For Non-English Thinkers
Turn on Auto-translation in AICHE settings. Speak in German, Mandarin, Spanish, Japanese, or whichever language your brain runs in. AICHE outputs English text into the terminal. Your git history, agent prompts, and notes read as if you wrote them in English the whole time.
This is useful any time you are working with an English-language codebase or team but think more naturally in another language. No translation step in your head while typing.
Common Questions
Q: I just started using Windows Terminal. Will this work for me?
A: Yes. Install AICHE, open Windows Terminal, click into the input line, and press Ctrl+Alt+R. That is the whole setup. You do not need to configure anything inside Windows Terminal.
Q: Does this work with Claude Code or other AI tools running in a tab?
A: Yes. AICHE inserts text into whichever pane has focus. Place your cursor in the agent input, press the hotkey, speak your prompt, press it again. The agent receives it as if you typed it.

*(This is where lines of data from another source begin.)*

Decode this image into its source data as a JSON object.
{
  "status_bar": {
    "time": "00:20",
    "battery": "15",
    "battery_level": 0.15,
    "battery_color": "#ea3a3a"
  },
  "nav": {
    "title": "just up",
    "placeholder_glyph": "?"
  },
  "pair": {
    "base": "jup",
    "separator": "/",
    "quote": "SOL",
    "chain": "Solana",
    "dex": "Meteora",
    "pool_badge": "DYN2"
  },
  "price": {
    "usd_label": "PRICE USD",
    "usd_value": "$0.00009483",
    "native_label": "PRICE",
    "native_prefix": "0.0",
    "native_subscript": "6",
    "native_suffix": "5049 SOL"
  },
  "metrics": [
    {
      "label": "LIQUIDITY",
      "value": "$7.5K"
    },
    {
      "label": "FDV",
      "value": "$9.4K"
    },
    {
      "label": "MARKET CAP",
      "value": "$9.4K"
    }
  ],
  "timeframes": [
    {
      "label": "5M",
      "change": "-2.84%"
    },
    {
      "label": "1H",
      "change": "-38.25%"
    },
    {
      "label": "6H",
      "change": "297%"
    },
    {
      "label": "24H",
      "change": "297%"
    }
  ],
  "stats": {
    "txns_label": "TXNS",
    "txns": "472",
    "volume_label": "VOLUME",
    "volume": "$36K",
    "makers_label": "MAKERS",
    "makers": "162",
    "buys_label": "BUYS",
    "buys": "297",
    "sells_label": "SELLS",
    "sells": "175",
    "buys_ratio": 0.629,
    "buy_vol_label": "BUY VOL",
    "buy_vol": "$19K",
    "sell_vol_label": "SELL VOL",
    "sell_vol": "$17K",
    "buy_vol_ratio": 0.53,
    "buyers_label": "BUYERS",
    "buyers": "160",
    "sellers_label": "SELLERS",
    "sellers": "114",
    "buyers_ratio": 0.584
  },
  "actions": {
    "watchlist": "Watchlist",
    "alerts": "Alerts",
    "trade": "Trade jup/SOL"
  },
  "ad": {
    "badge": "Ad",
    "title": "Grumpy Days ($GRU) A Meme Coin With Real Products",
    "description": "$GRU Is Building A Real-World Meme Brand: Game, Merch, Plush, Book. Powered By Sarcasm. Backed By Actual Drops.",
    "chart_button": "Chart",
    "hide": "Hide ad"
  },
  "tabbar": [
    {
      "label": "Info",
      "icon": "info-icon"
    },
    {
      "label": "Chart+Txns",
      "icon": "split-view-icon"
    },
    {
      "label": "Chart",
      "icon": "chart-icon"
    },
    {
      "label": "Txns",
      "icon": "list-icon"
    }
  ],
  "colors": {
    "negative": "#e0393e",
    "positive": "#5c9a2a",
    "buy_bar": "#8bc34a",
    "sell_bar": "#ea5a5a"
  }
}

Q: Does it work in WSL - the Linux side inside Windows Terminal?
A: Yes. AICHE runs on the Windows side and inserts text into whichever pane is focused. It does not matter if that pane is running PowerShell, CMD, or a Linux shell through WSL.
Q: Does it work in a split pane or just the main tab?
A: It works in whichever pane has focus. Click into the pane you want, then press the hotkey.
Q: I do not want my audio stored anywhere. What happens to it?
A: Audio is streamed for cloud transcription, processed, and discarded immediately after processing, within 1 second. No persistent audio copy.
Q: Is there a push-to-talk mode?
A: No. Recording is toggle-based - press once to start, press again to stop. You do not have to hold the key while you talk.
Result: the text that lives inside your Windows Terminal sessions - agent prompts, commit bodies, notes, documentation - stops being the part that slows you down. Commands get typed. Everything longer gets spoken.
Try it now: open Windows Terminal in any repo with uncommitted changes, run git commit, press Ctrl+Alt+R in the commit editor, and dictate a subject plus a short body explaining what changed and why.